Circadian clock-dependent and -independent response of Phaseolus vulgaris to Pseudomonas syringae

Abstract

As sessile organisms, plants have to fine tune their immune responses in anticipation and in response to the exogenous attacks. One of the early steps in antimicrobial defense is the production of ROS. ROS are produced by plasma membrane anchored oxidases, characterized as respiratory burst oxidase homologs (RBOHs) and peroxidases, with the most extensively studied in bean, the French bean peroxidase 1 (FBP1). We have investigated the effect of water, the elicitor flagellin 22 (flg22) and a virulent Pseudomonas syringae pathovar phaseolicola bacterial strain on transcriptional changes induced in the nine Phaseolus vulgaris oxidases (PvRBOHA-PvRBOHI) and FBP1 in a time-dependent manner during 24 h following treatments in the morning or in the evening.
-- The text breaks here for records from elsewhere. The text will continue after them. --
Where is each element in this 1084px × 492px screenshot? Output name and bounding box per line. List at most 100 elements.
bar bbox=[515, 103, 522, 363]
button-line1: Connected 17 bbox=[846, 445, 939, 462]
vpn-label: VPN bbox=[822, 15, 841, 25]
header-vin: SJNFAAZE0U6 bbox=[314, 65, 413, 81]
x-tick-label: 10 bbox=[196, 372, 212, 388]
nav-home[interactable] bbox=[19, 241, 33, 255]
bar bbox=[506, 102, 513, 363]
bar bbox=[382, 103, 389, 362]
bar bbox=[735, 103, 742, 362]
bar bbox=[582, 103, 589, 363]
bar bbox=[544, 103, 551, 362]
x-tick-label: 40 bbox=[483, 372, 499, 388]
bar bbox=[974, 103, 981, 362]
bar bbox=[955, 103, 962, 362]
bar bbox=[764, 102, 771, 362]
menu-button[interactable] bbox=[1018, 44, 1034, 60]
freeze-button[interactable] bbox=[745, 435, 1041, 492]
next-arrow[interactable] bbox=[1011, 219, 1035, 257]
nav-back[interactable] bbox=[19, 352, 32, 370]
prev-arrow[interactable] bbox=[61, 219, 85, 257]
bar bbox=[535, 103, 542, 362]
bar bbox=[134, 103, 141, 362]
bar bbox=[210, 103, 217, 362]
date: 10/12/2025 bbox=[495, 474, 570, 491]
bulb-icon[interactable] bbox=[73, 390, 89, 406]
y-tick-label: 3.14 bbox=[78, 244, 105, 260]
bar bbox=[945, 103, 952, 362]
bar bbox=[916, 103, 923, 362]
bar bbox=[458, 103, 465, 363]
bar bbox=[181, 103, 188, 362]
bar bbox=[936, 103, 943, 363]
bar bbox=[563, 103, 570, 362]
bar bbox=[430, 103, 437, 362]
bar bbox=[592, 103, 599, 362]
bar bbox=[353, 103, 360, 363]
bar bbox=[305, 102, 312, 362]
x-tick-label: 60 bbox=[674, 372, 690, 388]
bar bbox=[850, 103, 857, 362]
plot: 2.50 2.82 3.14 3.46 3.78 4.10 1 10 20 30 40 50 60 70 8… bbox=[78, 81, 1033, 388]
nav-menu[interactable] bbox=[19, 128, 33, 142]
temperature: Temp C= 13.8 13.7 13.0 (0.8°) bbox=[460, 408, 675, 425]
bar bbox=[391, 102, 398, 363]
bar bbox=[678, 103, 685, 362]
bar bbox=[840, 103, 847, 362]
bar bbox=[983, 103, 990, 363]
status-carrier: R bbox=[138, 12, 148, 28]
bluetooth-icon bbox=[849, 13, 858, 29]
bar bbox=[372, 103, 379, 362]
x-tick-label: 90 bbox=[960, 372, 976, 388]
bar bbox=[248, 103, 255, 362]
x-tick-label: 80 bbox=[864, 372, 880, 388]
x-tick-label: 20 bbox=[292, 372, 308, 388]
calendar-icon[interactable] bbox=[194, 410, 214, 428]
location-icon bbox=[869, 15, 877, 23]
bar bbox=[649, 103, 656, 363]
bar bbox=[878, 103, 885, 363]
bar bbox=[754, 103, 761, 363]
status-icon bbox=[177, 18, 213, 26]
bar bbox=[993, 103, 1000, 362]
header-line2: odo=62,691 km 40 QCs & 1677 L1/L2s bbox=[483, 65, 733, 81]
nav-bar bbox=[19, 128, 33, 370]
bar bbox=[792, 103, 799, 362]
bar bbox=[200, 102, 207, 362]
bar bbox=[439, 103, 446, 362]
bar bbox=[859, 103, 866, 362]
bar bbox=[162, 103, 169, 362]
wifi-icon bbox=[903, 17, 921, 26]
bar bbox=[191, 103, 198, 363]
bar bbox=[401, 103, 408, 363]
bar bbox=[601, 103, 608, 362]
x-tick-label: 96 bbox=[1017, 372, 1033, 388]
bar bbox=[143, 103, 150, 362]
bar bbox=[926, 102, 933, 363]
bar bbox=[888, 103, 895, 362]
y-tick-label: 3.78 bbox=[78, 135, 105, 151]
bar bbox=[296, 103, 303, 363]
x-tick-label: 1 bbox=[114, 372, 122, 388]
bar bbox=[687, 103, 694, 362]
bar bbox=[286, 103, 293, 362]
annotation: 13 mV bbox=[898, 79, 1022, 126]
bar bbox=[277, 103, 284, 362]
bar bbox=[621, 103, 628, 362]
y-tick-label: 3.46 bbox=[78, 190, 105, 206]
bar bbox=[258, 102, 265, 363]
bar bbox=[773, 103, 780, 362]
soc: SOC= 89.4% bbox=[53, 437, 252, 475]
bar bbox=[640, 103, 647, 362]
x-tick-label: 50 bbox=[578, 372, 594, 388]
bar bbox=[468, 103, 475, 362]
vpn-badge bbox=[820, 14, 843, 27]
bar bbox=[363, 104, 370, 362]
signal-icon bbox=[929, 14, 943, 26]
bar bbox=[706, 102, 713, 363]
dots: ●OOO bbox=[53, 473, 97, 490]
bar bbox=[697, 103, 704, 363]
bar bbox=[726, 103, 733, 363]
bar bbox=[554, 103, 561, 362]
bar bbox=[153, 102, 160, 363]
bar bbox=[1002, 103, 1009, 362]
Moreover, the time-dependent oxidative burst generation and the in-planta bacterial growth were studied. Our results show that the microbe-triggered response outreaches the elicitor-triggered response in intensity and duration. More importantly, infection reinforces the circadian rhythm in the expression of FBP1 and abolishes the rhythm of the two oxidases PvRBOHC and PvRBOHD with, however, significantly enhanced levels and specific characteristics in each case. Among the other members of the PvRBOH gene family, PvRBOHB is unique regarding its rapid response and pattern of expression. In addition, the expression of the clock genes PvLHY and PvTOC1 is attenuated with all treatments. Our results reveal that post-invasively, the oxidative defense of P. vulgaris depends on transcriptional reprogramming of specific PvRBOH genes that develops non-rhythmically as an emergency mechanism, while peroxidase FBP1 is part of the rhythmical pre-invasive and post-invasive defense with emphasis during the morning.